Przyszła znów wiosna, ciepełko, można, a nawet trzeba ruszyć w plener. W tym roku trochę później, bo przez ostatnie dwa tygodnie byłem poza Szczytnem. Po powrocie, rzecz jasna, pierwsza obowiązkowa czynność, to przejrzenie miejscowej prasy, bo trzeba być na bieżąco.

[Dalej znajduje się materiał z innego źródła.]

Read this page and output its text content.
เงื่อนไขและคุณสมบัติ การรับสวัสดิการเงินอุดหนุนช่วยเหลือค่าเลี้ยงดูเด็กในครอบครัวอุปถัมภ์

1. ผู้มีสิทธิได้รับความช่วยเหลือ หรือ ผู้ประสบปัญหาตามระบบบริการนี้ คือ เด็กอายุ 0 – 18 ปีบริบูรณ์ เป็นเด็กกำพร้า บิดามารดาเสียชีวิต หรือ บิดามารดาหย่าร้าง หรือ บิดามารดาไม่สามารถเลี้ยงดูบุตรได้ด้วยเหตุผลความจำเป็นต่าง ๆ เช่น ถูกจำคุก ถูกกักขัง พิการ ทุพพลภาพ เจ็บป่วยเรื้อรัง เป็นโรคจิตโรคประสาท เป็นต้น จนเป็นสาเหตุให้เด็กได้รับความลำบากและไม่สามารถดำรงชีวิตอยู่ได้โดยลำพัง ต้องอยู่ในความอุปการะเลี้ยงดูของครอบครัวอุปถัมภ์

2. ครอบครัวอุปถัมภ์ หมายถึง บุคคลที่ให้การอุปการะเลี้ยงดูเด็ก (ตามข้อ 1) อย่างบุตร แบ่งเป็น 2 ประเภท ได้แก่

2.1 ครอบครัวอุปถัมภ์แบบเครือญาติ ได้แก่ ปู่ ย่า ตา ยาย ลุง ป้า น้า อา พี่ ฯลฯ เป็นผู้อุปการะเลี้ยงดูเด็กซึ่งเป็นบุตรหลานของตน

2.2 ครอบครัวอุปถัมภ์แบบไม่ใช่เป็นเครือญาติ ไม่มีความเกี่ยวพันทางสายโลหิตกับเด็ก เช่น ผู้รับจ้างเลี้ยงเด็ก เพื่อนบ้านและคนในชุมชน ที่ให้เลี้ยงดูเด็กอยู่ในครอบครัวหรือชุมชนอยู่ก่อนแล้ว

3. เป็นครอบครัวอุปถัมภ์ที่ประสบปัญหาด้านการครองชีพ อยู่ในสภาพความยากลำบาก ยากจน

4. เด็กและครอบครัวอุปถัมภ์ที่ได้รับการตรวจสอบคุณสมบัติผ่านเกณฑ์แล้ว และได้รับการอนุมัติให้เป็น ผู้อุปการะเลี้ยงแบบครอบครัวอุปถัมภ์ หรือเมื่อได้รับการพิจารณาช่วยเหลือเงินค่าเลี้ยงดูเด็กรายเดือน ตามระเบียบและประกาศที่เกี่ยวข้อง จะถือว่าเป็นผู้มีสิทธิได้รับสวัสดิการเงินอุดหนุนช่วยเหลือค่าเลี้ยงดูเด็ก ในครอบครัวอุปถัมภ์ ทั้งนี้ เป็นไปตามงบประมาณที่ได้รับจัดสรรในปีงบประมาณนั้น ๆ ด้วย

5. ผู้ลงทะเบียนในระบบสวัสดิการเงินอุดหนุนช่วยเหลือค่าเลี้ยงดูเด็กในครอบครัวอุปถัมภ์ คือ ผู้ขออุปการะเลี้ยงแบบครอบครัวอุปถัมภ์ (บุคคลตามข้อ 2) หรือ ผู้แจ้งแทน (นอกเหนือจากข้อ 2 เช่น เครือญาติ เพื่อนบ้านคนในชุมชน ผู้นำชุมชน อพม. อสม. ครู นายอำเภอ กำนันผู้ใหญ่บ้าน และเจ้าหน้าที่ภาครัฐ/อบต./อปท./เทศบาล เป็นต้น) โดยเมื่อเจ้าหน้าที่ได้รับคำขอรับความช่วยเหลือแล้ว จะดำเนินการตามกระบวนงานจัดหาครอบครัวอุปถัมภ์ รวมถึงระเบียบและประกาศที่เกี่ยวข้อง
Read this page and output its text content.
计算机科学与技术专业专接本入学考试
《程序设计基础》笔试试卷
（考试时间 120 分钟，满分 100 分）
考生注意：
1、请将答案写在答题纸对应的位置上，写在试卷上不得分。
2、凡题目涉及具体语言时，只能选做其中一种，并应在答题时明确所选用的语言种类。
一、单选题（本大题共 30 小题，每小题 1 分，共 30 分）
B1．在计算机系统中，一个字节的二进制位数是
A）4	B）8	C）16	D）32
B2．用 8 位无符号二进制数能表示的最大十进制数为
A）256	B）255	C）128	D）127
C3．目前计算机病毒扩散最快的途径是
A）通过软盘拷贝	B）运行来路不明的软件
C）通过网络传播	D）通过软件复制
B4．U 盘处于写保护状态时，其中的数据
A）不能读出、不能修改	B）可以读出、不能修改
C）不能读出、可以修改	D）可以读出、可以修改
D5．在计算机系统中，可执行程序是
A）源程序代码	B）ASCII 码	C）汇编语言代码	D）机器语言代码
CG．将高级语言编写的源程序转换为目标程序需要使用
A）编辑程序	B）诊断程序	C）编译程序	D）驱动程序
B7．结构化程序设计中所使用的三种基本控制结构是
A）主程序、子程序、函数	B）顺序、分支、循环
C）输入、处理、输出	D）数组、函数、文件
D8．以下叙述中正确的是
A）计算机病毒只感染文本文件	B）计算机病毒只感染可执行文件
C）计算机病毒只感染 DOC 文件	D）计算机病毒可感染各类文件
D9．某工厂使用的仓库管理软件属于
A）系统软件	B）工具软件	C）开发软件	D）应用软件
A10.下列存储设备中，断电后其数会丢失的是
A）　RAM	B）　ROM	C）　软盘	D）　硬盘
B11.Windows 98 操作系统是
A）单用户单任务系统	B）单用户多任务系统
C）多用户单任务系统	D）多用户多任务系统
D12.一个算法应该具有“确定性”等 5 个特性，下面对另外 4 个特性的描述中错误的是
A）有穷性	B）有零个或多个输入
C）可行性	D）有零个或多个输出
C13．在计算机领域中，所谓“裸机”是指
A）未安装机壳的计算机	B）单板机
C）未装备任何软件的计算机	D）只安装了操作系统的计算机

Bardzo ważny wiosenny temat to prace nad pierwszą w powiecie prawdziwą inwestycją w turystykę czyli ścieżka rowerowa do Biskupca. Widać, że są kłopoty, że nie wszystkim chce się do tego podejść poważnie. Najważniejsze, że Starosta i jego urząd nie odpuszcza i prace w ten czy inny sposób, ale posuwają się do przodu i jest szansa na w miarę szybkie uruchomienie. Jeżeli mógłbym coś podpowiedzieć…
Planuje się wylać ścieżkę asfaltem. Z pewnością jest to lepsze niż wszechobecny polbruk. Może przyszli projektanci tej inwestycji rozważą położenie tam nawierzchni szutrowej? Jak już wspominałem na Kaszubach są już setki kilometrów tras rowerowych. Różnych, z kostki, asfaltowych, ale na terenach leśnych najlepiej sprawdza się nawierzchnia szutrowa. Nawet po makabrycznym huraganie przywrócenie do ruchu rowerowych tras śródleśnych najszybciej udało się właśnie przy tych nawierzchniach. To taka mała podpowiedź.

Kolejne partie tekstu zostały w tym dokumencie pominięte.